One last thing to bring to your attention is this fantastic (but somewhat depressing) report
by the National Development Team for Inclusion which explores incentives for change for private sector providers of hospital services for people with learning disabilities. In the aftermath of the Panorama program documenting the abuse of adults at Winterbourne View a large coalition of experts wrote to David Cameron
to highlight their concerns with models of hospital care for adults with learning disabilities. In this latest report by NDTi they explore the reasons why long term hospital care is being used despite a policy drive away from services like this. They conclude that a range of factors, linked essentially to the way private sector services are financed and commissioned, means that policy directions have little traction with the private sector – who provide the majority of services today. They write:
‘What exists is a sub-system of the learning disability health and social care system that is at odds with evidence and policy but which continues to operate because noone with power has the incentive to change it. It suits the providers of the hospitals because it meets their corporate financial needs. It suits many commissioners because it provides a fall back position (often one of “out of sight out of mind”) when poor commissioning of services for people who challenge has led to service breakdown. It suits many families because, following years of their relative being passed between services that did not work, they at least experience a degree of continuity and security within the institutional hospital setting. The only people it does not suit are the people with learning disabilities themselves, who are not supported to live a decent quality of life, in their communities, with support to address their unique needs – but their voice has little or no power within the system.’

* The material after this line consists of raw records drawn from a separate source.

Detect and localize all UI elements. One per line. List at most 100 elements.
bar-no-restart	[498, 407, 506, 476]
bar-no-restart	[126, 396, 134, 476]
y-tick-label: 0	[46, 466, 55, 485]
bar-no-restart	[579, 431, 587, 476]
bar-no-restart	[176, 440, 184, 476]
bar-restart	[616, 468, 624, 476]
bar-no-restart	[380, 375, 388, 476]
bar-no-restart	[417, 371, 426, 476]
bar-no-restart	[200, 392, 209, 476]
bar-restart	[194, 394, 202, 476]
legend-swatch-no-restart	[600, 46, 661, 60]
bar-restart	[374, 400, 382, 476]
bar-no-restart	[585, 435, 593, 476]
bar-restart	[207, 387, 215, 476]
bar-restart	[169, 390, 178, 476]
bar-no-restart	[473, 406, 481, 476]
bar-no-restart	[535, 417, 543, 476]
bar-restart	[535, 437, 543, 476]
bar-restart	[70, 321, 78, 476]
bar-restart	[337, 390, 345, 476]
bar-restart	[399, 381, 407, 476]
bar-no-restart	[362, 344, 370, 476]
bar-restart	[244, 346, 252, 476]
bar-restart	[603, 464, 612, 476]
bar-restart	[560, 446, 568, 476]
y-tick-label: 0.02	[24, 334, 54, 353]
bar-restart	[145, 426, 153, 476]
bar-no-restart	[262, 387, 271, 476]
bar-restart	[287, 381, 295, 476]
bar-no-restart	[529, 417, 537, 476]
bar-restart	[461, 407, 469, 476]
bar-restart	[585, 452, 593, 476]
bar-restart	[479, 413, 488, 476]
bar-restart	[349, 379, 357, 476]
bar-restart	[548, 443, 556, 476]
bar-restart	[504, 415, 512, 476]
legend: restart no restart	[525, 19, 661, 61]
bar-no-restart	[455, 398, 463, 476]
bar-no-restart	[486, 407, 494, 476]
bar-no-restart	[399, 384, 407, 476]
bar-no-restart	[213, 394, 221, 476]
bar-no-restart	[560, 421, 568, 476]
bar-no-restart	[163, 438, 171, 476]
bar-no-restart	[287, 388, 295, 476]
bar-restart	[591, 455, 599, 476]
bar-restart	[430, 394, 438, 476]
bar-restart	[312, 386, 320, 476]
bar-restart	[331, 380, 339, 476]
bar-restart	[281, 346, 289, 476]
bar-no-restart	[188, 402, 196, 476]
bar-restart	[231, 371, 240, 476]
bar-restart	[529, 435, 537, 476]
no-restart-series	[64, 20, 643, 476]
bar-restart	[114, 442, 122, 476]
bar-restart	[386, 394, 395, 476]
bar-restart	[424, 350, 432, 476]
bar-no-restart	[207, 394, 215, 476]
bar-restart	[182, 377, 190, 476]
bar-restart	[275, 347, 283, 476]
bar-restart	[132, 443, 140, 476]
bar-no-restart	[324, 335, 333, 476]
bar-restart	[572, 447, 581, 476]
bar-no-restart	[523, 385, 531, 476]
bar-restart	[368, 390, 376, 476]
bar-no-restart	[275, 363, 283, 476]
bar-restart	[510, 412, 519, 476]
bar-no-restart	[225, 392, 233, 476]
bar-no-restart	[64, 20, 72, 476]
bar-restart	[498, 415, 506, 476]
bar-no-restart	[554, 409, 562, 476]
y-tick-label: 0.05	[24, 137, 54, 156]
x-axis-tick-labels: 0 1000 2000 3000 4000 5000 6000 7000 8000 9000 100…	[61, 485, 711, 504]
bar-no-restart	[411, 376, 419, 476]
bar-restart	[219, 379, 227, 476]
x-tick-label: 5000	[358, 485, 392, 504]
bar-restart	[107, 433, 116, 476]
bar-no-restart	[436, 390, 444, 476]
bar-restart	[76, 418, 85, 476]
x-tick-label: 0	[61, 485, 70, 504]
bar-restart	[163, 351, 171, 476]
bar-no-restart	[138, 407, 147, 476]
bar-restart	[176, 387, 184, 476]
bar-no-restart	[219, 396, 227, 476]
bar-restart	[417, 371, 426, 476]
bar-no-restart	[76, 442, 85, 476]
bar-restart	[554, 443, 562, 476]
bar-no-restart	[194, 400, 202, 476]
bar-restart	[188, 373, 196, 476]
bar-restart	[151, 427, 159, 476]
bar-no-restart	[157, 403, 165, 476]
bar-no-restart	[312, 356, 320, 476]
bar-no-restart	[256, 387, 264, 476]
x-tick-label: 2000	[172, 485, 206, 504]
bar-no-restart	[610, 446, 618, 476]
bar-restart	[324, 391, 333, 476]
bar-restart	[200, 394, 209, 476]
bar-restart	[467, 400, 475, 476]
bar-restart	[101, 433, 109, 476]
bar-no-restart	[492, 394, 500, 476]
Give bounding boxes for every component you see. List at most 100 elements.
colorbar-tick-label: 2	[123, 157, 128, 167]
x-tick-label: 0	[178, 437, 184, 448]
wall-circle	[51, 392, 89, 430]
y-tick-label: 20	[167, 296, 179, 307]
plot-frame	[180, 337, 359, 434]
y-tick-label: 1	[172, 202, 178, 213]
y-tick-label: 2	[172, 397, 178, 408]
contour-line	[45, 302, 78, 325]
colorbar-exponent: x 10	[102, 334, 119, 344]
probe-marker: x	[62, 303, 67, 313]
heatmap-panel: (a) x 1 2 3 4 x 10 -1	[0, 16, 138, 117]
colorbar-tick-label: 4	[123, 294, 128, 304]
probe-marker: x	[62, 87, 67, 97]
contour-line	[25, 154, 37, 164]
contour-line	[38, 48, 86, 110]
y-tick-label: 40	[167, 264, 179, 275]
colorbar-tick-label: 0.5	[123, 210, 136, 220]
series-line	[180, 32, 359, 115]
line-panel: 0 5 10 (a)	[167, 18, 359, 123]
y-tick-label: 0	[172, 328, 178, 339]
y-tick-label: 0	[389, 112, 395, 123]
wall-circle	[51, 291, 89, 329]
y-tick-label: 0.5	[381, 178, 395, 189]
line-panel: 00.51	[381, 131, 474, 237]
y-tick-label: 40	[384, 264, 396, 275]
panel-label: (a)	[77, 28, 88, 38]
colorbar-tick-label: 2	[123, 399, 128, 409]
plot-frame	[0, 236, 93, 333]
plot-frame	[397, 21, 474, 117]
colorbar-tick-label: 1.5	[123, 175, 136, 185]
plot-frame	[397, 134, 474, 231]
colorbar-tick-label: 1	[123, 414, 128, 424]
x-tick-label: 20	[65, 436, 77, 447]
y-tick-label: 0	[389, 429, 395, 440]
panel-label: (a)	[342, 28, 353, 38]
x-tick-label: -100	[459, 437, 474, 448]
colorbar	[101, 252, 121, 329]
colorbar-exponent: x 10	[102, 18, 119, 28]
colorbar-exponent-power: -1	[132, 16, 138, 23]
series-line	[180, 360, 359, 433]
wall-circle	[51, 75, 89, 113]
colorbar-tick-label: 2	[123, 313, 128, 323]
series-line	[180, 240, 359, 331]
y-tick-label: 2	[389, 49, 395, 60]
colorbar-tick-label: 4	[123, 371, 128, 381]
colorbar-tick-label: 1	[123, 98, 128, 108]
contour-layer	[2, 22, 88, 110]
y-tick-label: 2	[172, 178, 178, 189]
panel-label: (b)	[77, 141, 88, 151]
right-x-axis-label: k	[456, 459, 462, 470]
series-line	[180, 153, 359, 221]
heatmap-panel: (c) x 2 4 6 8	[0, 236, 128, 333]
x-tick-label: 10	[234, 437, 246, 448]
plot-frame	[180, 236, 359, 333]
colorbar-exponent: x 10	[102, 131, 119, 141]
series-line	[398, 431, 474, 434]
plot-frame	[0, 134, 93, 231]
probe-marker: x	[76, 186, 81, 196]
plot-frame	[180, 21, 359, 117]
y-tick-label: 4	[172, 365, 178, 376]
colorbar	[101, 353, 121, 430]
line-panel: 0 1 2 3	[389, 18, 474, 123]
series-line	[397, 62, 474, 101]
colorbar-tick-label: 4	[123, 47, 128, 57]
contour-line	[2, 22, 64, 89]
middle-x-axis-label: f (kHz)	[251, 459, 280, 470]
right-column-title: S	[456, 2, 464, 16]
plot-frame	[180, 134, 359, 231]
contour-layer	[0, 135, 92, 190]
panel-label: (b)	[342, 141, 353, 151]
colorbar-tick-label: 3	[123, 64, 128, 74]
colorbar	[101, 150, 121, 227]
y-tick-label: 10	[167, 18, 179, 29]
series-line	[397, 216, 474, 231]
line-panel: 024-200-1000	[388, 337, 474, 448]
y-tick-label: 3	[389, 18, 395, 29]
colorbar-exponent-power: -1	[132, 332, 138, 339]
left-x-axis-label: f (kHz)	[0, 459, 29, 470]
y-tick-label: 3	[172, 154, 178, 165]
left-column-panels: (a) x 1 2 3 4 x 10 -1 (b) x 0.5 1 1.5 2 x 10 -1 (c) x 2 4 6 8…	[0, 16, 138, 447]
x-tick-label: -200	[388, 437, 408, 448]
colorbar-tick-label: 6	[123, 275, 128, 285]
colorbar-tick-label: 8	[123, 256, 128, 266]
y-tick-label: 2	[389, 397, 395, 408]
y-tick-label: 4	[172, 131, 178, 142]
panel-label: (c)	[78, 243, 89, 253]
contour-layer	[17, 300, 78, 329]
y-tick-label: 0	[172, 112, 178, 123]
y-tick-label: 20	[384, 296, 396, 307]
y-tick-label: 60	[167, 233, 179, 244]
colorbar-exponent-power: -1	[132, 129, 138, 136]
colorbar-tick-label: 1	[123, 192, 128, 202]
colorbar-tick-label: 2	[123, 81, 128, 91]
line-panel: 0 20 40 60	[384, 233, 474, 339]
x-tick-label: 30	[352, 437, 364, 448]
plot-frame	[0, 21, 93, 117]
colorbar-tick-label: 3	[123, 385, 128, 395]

It suggests that changing the overall landscape of service provision for adults with learning disabilities that require high levels of support may be extremely challenging. Even with the will from government, the reality is that with the privatisation of services ordinary policy initiatives offer no guaranteed outcomes. The question is, are there other levers that could be used to improve services than wishful thinking from Whitehall?
I was musing on the depressing implications of the report this weekend, when I drove to Winterbourne View itself to take a photograph for a magazine article I am writing. It was only after I had driven outside the city limits, far from any shops or anything resembling a community, and I was stood outside of it taking a picture that it occurred to me: what kind of “rehabilitation”, what kind of life, could possibly be offered by a long term placement in the middle of a business park?